芸者を馬鹿にしているような句調ながら、まんざら全く浮薄の調子ではなかった。また、出来ることなら吉弥を引きとめて、自分の物にしたいという相談を持ちかけていたらしい。ことに最後の文句などには、深い呼吸が伴っているように聴えた。その「可哀そうじゃアないか」は、青木を出しに田島自身のことを言っていたのだろうが、吉弥は何の思いやりもなく、大変強く当っていた。かの女の浅はかな性質としては、もう、国府津に足を洗うのは――はたしてきょう、あすのことだか、どうだか分りもしないのに――大丈夫と思い込み、跡は野となれ、山となれ的に楽観していて、田島に対しもし未練がありとすれば、ただ行きがけの駄賃として二十円なり、三十円なりの餞別《せんべつ》を貰ってやろうぐらいだろう。と、僕には読めた。
「あたい、ほんとうはお嫁に行くのよ、役者になれるか、どうだか知れやアしないから」などと、かの女は言わないでもいいことをしゃべった。
「どういう人にだ?」
「区役所のお役人よ――衣物《きもの》など拵えて、待っているの」
 僕は隣室の状景を想像する心持ちよりも、むしろこの一言にむかッとした。これがはたして事実なら――して、「お嫁に行くの」はさきに僕も聴いたことがあるから、――現在、吉弥の両親は、その定まった話をもたらしているのだと思われた。
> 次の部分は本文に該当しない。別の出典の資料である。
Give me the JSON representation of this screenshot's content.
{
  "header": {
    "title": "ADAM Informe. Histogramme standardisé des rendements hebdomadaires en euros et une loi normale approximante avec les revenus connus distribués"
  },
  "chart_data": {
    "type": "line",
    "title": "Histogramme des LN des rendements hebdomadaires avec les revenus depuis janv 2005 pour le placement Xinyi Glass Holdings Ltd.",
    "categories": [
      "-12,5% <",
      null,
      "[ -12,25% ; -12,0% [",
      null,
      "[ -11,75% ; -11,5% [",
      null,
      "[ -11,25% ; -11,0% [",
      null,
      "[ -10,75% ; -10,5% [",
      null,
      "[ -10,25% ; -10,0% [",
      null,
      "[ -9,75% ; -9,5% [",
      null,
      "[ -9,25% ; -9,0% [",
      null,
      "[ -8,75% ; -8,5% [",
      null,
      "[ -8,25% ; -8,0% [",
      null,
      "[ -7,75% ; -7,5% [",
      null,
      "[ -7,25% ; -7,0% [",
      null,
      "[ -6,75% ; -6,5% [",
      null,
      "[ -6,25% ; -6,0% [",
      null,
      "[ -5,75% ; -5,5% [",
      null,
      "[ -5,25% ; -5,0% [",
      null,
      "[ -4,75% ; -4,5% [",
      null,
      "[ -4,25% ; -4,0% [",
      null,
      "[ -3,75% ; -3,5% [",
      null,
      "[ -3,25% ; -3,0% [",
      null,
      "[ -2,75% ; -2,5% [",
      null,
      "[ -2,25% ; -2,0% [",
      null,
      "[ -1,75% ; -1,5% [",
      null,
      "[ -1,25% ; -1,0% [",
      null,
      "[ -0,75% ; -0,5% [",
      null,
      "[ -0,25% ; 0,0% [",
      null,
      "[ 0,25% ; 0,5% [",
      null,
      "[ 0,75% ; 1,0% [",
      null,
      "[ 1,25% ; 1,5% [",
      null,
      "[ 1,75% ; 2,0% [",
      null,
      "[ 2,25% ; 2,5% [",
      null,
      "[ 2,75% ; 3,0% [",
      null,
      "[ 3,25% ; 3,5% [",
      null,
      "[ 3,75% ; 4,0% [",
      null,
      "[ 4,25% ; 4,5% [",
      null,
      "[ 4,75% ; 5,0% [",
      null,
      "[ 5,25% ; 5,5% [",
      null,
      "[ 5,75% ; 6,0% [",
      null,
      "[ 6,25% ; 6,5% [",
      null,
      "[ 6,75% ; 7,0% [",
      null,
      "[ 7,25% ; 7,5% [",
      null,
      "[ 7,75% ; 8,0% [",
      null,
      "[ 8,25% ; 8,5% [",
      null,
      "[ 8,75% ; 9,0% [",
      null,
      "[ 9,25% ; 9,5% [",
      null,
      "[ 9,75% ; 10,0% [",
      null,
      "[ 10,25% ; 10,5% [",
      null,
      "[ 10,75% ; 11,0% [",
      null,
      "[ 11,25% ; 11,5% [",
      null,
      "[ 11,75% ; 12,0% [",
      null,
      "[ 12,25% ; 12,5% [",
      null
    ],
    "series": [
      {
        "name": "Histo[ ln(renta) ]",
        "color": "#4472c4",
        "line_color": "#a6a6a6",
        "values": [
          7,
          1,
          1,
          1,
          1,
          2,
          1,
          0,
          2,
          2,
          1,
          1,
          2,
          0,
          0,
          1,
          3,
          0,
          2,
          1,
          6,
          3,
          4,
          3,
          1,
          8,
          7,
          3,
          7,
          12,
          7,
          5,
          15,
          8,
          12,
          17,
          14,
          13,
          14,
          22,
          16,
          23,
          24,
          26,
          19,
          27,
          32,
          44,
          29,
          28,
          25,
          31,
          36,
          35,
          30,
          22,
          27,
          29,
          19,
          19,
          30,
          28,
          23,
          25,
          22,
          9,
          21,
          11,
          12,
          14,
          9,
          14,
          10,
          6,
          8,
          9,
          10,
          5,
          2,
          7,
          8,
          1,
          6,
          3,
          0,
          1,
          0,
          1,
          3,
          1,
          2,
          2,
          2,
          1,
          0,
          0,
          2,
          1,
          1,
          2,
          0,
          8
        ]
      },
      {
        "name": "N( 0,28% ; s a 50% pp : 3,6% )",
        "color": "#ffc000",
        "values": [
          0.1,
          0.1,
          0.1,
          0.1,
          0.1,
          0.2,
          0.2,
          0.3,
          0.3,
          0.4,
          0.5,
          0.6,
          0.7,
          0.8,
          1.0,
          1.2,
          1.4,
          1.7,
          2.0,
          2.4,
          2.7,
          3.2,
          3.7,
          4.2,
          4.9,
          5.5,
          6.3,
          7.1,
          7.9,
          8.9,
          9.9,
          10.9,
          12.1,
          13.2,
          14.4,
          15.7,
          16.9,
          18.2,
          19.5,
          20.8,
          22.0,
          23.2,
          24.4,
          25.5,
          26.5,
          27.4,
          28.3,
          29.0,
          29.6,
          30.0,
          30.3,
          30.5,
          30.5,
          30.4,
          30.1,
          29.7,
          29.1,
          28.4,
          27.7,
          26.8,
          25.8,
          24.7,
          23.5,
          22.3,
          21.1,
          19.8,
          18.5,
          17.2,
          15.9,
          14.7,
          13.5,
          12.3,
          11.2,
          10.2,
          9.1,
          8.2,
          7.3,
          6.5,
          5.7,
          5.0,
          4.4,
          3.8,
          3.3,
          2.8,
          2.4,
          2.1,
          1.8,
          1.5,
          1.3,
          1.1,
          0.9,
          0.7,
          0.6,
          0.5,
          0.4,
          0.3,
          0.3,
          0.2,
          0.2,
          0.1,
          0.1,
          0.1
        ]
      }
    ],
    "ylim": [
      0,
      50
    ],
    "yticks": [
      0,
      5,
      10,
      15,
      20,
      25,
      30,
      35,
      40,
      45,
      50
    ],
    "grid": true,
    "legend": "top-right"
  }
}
あの腹の黒い母親のことであるから、それくらいのたくらみはしかねないだろう。
「どうせ、二、三十円の月給取りだろうが、そんな者の嬶《かか》アになってどうするんだ?」
「お前さんのような借金持ちよりゃアいい、わ」
「馬鹿ァ言え!」
「子供の時から知ってる人で、前からあたいを貰いたいッて言ってたの――月給は四十円でも、お父《とっ》さんの家がいいんだから――」
「家はいいかも知れないが、月給のことはうそだろうぜ――しかしだ、そうなりゃア、おれたちアみな恨みッこなしだ」
「じゃア、そうと定めましょうよ」吉弥はうるさそうに三味線をじゃんじゃん引き出した。
「よせ、よせ!」と、三味線をひッたくったらしい。
「じゃア、もう、帰って頂戴よ、何度も言う通り、貰いがかかっているんだから」
「帰すなら、帰すようにするがいい」
「どうしたらいいのよ?」
「こうするんだ」
「いたいじゃアないか?」
「静かにせい!」この一言の勢いは、抜き身をもってはいって来た強盗ででもあるかのようであった。